ウキウキ気分でお兄様のエスコートを待っていると、私の手と視線の意味に気づいたお兄様が気まずそうに頬を掻いた。
その反応だけでもうエスコートされないことは分かった。気分が一気に沈んでいく。
「あー、ソフィア。誤解させたみたいで申し訳ないんだけど……」
お兄様は私を傷つけないように言葉を選んでくれる。丁寧に、お姫様みたいに扱ってくれる。それは嬉しい。それがお兄様の好きなところでもある。
でも、おあずけはやっぱり辛い。
「今日は新入生の試験に先生方が付きっきりになるから、他の学年は休みなんだ」
――恨むべきは神か、女神か。それとも学院長? 王様かな?
たかだか兄と一緒に登校できないくらいでね、いちいち怒ったり悲しんだりなんて非効率的なことくらい自覚してますとも。
でも! 悲しい時は全力で悲しむのが人間として正しい姿なんじゃないでしょーか!
泣くほどではないから泣かないけど、全身で悲しみを表現しちゃうのは感情を持つ生き物として自然な行いであると私、信じてますから!!
だからこうするとお兄様が優しくなるのを知ってたとしても、決して打算的な行動ではないのです。悲しみが溢れてしまっただけなのです、うへへ。

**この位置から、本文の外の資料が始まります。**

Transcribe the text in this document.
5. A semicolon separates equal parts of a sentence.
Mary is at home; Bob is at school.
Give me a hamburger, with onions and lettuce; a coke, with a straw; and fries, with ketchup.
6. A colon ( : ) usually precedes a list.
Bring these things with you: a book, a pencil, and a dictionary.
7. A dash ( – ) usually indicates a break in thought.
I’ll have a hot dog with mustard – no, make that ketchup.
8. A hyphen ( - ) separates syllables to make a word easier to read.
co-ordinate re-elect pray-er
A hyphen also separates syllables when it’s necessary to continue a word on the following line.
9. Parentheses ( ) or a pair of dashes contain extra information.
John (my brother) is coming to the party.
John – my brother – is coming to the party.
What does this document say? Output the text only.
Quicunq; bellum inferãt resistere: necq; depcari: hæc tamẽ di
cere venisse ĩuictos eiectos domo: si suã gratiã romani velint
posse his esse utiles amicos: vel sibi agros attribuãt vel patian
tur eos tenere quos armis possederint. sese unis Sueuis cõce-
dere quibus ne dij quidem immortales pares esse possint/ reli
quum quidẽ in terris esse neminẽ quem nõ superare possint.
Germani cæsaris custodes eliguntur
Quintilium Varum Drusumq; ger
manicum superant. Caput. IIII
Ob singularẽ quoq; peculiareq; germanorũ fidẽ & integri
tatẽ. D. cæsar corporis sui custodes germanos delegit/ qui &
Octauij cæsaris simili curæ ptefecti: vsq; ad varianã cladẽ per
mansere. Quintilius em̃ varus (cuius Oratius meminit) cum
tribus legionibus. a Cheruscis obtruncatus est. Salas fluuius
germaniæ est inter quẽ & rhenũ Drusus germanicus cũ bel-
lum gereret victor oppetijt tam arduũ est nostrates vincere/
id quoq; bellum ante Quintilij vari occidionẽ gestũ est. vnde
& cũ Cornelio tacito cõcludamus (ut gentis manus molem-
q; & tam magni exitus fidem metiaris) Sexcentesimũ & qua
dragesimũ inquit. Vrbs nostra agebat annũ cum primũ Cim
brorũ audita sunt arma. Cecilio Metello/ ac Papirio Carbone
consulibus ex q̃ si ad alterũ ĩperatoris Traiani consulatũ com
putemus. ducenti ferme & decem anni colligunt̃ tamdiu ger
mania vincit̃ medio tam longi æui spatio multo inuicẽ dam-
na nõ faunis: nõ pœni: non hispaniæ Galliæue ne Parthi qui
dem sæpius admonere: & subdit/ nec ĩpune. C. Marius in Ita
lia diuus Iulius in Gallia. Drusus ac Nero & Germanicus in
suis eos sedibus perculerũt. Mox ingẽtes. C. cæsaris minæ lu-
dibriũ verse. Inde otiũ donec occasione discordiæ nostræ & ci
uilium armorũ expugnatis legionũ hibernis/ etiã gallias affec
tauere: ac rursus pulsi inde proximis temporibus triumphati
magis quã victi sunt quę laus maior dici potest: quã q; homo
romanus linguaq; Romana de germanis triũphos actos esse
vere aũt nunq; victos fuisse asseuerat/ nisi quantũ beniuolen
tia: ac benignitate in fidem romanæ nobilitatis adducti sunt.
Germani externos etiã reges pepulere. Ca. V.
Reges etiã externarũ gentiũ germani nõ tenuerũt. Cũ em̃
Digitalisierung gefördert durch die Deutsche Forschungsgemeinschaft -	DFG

もちろん優しいお兄様は、悲しむ私の頭を優しく撫でてくれる。それだけでソフィアちゃんの機嫌ゲージは全回復だ。
本音を言えば抱き締めてくれてもいいんだけど、お兄様はシャイだから仕方ないね。
それに焦らされるのも悪くない。いざという時、熱く抱きしめられた時の破壊力を想像するだけでいくらでも我慢できちゃう。
「次からは一緒に行こうね」
「はい!」
我ながらいいお返事が出た。
お兄様との登校、楽しみだなぁ。
お兄様も濃い学院生活を送っているようです。